One could hardly accuse Barbara Bray, who can at least speak fluent English, of foisting such infelicities on Kadare’s readers–though on the opening page we read of our hero feeling “an ironical grimace flit briefly over his still-numb face”. Surely the Two Languages Principle (as Comrade Hoxha might say) is sound and, if not by Nobel Laureates, should by professional translators at least be observed, that is to say: where possible one ought to avoid dragging a work of the imagination across more than one language. I refuse to believe that the publishers could not dig up a single English speaker who read Albanian literature and could write a decent sentence in his mother tongue. Perhaps they didn’t look beyond their pavilion at the Frankfurt Book Fair.

Not that publishing Ismail Kadare is an uncomplicated matter in other respects: he has earned more column inches in the West for his political ambiguities than for his work itself. The fact is, exile and banned author that he may be, Kadare was closely acquianted with Albania’s elite and is said to have debated with the dictator personally about his work (while humbler critics perished in detention). But however murky all this gets one hesitates to sit in judgment of a writer who had to live and create in the familial totalitarianism of Hoxha’s Albania. Undeniably, The Palace of Dreams is a powerful work of Anti-Totalitarianism and not the kind of thing an immoral writer could, would or would ever want to produce. Moreover, the Dreamworks moralism with which we judge writers of the former Eastern bloc, would have lasted five minues in the Tirana of old.

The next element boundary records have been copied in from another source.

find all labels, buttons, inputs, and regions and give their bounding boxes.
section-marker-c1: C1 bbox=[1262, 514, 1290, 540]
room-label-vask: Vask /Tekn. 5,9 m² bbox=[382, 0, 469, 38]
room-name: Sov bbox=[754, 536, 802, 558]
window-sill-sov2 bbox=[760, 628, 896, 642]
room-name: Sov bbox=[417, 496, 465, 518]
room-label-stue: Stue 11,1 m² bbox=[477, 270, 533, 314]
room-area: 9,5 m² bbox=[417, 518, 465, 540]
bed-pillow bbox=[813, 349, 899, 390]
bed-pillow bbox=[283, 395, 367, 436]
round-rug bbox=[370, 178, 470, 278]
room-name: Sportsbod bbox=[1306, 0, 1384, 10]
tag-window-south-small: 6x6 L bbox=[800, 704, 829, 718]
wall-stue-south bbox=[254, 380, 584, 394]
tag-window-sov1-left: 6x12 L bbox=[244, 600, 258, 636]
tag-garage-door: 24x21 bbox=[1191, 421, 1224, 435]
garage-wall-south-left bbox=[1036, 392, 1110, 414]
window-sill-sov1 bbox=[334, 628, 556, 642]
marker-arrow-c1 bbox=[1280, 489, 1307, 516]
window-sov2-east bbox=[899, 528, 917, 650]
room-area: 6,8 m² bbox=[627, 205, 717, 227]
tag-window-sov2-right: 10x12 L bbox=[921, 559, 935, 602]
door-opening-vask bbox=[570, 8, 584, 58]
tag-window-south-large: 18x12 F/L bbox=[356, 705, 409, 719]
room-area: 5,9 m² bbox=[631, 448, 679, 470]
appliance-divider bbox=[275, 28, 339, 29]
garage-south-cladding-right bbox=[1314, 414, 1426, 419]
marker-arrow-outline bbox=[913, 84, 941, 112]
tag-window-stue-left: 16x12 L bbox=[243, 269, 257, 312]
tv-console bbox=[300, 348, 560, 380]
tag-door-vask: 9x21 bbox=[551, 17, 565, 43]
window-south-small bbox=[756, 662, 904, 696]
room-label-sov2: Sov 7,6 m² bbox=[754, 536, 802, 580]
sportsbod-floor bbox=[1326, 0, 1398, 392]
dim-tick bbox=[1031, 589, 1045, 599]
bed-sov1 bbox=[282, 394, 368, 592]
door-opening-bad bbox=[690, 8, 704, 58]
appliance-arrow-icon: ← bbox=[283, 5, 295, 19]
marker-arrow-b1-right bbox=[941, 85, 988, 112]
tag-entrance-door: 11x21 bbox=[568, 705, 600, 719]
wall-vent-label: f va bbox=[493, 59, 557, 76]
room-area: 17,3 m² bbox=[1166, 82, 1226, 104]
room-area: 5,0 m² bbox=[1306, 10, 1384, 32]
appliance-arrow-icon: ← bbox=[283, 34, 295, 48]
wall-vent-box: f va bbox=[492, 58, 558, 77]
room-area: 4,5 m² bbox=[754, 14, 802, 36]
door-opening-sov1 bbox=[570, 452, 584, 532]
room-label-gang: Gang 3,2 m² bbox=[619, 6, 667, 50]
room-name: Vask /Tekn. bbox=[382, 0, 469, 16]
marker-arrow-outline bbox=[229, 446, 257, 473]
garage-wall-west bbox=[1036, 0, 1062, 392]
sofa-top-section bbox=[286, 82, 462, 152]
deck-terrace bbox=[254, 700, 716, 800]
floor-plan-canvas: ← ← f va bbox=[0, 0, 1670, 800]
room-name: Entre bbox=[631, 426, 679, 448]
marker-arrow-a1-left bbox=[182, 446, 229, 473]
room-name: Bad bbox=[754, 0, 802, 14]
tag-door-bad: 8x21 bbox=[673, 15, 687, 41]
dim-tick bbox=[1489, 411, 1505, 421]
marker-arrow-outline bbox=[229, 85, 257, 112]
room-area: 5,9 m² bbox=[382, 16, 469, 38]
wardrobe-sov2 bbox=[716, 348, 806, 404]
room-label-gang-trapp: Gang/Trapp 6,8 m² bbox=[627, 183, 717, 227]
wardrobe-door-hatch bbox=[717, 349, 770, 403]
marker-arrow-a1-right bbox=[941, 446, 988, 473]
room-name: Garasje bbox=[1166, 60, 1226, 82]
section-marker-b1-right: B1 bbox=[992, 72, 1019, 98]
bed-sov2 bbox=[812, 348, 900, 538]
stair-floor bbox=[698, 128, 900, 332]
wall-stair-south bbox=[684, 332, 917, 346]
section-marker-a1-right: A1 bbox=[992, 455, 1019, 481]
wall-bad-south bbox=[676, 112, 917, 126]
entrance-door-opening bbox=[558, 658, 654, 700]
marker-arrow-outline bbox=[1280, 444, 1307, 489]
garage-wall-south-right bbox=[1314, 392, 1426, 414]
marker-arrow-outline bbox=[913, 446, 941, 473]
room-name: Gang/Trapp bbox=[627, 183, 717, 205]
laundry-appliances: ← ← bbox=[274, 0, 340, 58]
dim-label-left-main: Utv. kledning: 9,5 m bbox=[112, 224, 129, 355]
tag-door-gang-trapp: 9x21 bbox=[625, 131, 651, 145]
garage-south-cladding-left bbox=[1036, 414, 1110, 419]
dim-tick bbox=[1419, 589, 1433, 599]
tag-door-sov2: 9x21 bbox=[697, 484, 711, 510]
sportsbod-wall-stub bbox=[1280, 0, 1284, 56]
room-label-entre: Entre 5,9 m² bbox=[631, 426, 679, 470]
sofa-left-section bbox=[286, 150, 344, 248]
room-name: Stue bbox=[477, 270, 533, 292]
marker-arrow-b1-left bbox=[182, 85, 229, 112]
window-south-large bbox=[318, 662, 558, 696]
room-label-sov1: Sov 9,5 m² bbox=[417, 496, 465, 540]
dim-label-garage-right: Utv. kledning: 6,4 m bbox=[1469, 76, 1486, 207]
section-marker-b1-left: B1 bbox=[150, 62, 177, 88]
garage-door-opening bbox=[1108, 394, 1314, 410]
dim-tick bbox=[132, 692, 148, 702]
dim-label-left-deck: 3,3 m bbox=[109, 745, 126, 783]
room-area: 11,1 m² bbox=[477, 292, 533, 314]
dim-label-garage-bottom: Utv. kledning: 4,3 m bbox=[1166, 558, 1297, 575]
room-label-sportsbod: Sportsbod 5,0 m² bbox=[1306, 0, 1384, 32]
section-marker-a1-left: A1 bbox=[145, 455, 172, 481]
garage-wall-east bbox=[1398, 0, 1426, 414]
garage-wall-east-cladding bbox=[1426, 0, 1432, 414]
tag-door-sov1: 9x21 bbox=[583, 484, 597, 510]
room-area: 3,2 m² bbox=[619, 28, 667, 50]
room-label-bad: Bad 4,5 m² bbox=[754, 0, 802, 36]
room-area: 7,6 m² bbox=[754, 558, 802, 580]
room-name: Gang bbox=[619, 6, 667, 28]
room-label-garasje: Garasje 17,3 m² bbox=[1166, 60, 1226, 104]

Incidentally, to return to the yellowing heaps of Slushville, I have noticed that Internet newsgroups and writer’s magazines regularly speculate what could possibly go through the minds of those elect who sift, review and almost invariably reject the many thousands of short stories that pour into The Magazine each month. These “elect”, I can now reveal, spend much of their dreamy read-time speculating what the submitters themselves could possibly have intended when they sent in material more fit for analysis than publication.
For the record the leading themes of these stories, discounting the ramblings of the insane, were:

picaresque imaginings of the lives of amputees;
levitating housewives;
talking cats or household pets, and;
the first sexual exploits of post-war youth.

I would advise anyone with more than a passing interest in a fiction-writing career to steer as clear as possible from these seemingly innocuous subjects–although, needless to say, those who ignore me are the likeliest to succeed.